1 de mai de 2011

O trabalho pela vida – não a vida pelo trabalho

(publicado no Jornal Cidadela em 29/04/2011)

Quando você estiver lendo esta coluna o evento cujo título tomei emprestado para a minha coluna já deverá ter ocorrido, são as barreiras da imprensa escrita, esta que insiste em lutar para se manter (e graças a Deus tem vencido as batalhas). Fazia dias que vinha matutando de escrever algo sobre o assunto, coisa de um mês, quando meus rins tornaram a me lembrar que foram maltratados em tempos passados. Eles fazem companhia ao meu ombro que também foi vítima de uma relação de trabalho não muito saudável.

Quando era criança acreditava ser glamuroso trabalhar em banco, as mulheres sempre arrumadas e com a maquiagem em dia por conta do ar condicionado e do ambiente sóbrio dos escritórios. Andavam de salto alto e estavam sempre bonitas. Eu achava o máximo ir ver minha mãe trabalhar, amava o ambiente. Naquela época todos ficavam às voltas com papéis, era bonito de ver e bom de se sonhar com um futuro parecido...

Anos depois a vida me colocou dentro de um banco. Já não eram mais os papéis que nos cercavam, no máximo uma tela fria e um teclado para a operacionalização das tarefas. Papel até havia, mas era coisa pouca. Todos os dias usando sem cessar a mão direita, fazendo uso das teclas numéricas. Todos os dias com hora para sentar, mas sem hora para ir ao banheiro. Se não pode ir ao banheiro, melhor nem tomar água. Para dar conta da pressão o jeito era economizar nas atividades “supérfluas” e assim os dias iam se passando.

Com o passar do tempo as idas e vindas aos médicos passaram a ser constantes. As guias que encaminhavam para a fisioterapia ou para o afastamento da atividade eram ignoradas e colocadas no fundo da bolsa. Não se podia cogitar em perder o emprego quando se precisava dele para sustentar as filhas. Afastamento só quando o trato urinário resolvia pifar e a internação era compulsória. Nunca esqueço que numa das receitas veio a seguinte instrução: “beba água, mesmo durante o expediente”. Eu ri. Ou não bebia por não ter tempo, ou não bebia para não perder tempo.

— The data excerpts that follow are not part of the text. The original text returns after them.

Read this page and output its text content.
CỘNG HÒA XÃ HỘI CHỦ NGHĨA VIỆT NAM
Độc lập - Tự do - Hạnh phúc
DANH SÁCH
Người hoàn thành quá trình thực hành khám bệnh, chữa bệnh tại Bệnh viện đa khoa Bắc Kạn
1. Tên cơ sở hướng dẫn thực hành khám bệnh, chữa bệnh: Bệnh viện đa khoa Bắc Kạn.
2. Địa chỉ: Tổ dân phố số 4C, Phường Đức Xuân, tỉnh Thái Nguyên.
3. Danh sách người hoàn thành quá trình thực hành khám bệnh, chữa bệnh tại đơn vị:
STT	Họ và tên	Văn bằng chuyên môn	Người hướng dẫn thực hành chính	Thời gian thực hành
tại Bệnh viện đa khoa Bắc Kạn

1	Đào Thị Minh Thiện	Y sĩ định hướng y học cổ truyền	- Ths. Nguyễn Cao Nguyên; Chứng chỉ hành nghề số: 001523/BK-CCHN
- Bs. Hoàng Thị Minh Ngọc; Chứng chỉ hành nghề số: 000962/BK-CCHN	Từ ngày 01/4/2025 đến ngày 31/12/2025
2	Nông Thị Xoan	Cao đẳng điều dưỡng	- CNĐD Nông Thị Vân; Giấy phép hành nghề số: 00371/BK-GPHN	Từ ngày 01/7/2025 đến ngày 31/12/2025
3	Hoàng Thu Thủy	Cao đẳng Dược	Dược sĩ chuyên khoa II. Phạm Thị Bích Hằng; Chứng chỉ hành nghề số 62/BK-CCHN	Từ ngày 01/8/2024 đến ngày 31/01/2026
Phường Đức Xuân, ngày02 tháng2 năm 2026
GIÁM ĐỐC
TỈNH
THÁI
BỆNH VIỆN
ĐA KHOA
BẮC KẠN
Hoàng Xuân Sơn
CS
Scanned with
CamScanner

Depois de alguns anos com um ritmo alucinante entre banco (com rotinas de mais de oito horas diárias – sim, os bancários trabalham bem mais do que o tempo que a agência fica aberta) e uma faculdade em fase final cheguei a um nível de estresse que desaprendi a ler. Olhava pra a tela, mas nada de conseguir decifrar o que nela estava escrito. Nove meses afastada. Dormi tudo o que não havia feito nos últimos cinco anos. Refleti sobre a importância de ter um trabalho e não ter mais qualidade de vida. Na volta pedi a conta.

Sei que me alonguei falando de mim, mas não podia me furtar de compartilhar a minha experiência com o trabalho que adoece. Na minha vida isto são águas passadas. Apenas volta e meia uma dorzinha aqui outra acolá. Nada que preocupe, apenas meras lembranças de um passado que não tenho saudades. Hoje eu estudo para evitar este tipo de coisa, até estou freqüentando um curso de CIPA para me inteirar melhor sobre o assunto. O curso trata mais de acidentes, mas já aprendi que muitos deles ocorrem pela fadiga do trabalhador. Uma coisa leva à outra.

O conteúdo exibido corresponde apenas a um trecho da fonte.